TUJUH BELAS

454 40 0
                                    

Pengennya bikin kalian termehek-mehek gegara baca part ini. Tapi nggak tau deh, liat aja entar... Hehe...

****

Vazza enggan membalikkan tubuhnya. Dan Nanda enggan melepaskan pelukannya. Mereka terdiam. Namun Nanda tahu kalau Vazza sedang menangis. Ia bisa merasakan tubuh mungil Vazza bergetar walaupun sekuat tenaga Vazza mencoba menahan tangisnya.

"Za, kamu udah janji..." bisik Nanda lagi.

Vazza tak bisa mendengar suara sedih itu. Tidak bisa. Ia akhirnya mengangguk. Tak akan mencoba melarikan diri lagi dari Nanda.

Pria itu melepaskan pelukannya dan membalikkan tubuh Vazza yang berubah kaku. Nanda masih tak bisa melihat wajah Vazza. Gadis itu tetap setia menunduk dengan isakannya yang tak bisa ia tahan.

"Lihat aku, Za." pinta Nanda. Vazza menggeleng.

"Please..." Nanda memohon. Gadis itu tengah berperang dengan hatinya.

"Let me see your face, Girl..." lagi-lagi Vazza menggeleng. "I can't..." cicit Vazza.

"Why?" Nanda mengusap kepala Vazza. Vazza hanya menggeleng.

"Kamu tega sama aku, Za. Dengan kamu berbuat seperti ini, kamu hanya akan menyakiti perasaanku. Aku merasa nggak berguna," keluh Nanda.

"Kak Nanda nggak perlu khawatir. Aku nggak apa-apa..."

"Omong kosong. Kamu pikir aku bakalan percaya?"

Nanda mengangkat dagu Vazza, matanya membulat ketika melihat noda darah dan lebam di wajah Vazza.

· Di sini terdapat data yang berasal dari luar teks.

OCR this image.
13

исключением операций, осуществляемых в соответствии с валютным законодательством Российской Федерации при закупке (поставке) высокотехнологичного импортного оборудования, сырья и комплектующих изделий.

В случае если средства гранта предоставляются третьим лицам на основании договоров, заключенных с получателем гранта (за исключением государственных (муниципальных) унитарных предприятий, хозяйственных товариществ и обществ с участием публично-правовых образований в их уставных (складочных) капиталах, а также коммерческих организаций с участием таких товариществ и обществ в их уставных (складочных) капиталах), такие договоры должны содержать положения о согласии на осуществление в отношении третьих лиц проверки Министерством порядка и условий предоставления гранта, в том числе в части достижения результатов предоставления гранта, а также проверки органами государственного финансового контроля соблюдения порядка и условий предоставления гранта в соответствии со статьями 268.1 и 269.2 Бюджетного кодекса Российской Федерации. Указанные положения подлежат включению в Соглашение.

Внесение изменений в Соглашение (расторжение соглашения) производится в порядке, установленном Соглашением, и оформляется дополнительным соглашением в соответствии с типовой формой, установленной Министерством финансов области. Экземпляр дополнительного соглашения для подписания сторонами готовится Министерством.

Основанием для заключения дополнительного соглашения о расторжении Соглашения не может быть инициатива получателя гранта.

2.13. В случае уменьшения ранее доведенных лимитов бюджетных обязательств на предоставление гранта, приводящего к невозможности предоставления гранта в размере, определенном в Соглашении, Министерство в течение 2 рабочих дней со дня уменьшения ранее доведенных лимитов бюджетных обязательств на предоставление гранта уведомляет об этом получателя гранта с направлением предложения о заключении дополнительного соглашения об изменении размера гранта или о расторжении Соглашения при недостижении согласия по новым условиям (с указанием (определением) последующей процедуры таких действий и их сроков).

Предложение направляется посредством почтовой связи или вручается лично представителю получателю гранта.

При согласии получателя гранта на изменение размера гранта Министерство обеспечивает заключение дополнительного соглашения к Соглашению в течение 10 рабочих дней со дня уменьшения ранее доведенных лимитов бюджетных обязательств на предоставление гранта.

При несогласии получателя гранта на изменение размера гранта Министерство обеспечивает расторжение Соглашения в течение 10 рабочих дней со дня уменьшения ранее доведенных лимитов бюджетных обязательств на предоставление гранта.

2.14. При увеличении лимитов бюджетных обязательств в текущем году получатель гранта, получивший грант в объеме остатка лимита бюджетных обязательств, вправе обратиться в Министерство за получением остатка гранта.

Nanda bungkam. Tak bertanya ataupun mengatakan hal lain. Ia kemudian memeluk gadis itu dan menyelami pikirannya sendiri. Bertanya-tanya meski tak mungkin ada yang menjawabnya. Vazza juga sama. Dia hanya diam dalam pelukan Nanda yang terasa aman dan nyaman.

"Kalo mau nangis, nangis aja. Sekarang nggak ada yang liat kamu." ujar Nanda.

Sekarang, giliran Nanda menyuruhnya untuk menangis, ia tidak bisa menangis. Oh Tuhan, kenapa semua jadi seperti ini?

Nanda melepaskan pelukannya dan merangkul Vazza, lalu mengajaknya masuk ke dalam mobilnya. Di dalam mobil, Nanda menyibakkan rambut Vazza yang kini bertebaran di mana-mana. Padahal biasanya rambut Vazza selalu dikuncir rapi. Entah kemana ikat rambut gadis itu sekarang.

"Kenapa liatin aku?" tanya Vazza.

Risih karena Nanda melihatnya. Mungkin pria itu sedang mengasihaninya saat ini.

"Aku nggak kasihan sama kamu. Aku pernah liat orang dibully, dan kamu salah satunya." Vazza mengdongak menatap Nanda dengan ekspresi wajahnya yang sulit Vazza pahami. "Lebih deket sini." Nanda menarik Vazza agar lebih dekat dengannya.

Pria itu kemudian membuka dashboard dan mengambil kotak p3k. Ia menuangkan alkohol pada kapas dan mencoba membersihkan luka Vazza.

"Dari awal waktu itu kamu luka, aku udah nggak asing lagi. Kamu pasti dibully kan. Tapi aku lihat kegigihan kamu dan yah... Aku cuma nggak ingin kamu tambah menderita, jadi aku nggak ambil tindakan." Vazza meringis. Nanda mengusapkan kapas dengan perlahan ke sudut bibir Vazza. "Tapi, kalo sekarang kamu mau aku bertindak... Why not? I'll stand right by your side... Just remember, You have me." Nanda selalu membuat setiap kata-kata yang dia ucapkan memiliki makna ganda. Vazza hampir-hampir ingin memeluk pria ini jika saja ia tak ingat. Nanda menganggapnya sebagai adik.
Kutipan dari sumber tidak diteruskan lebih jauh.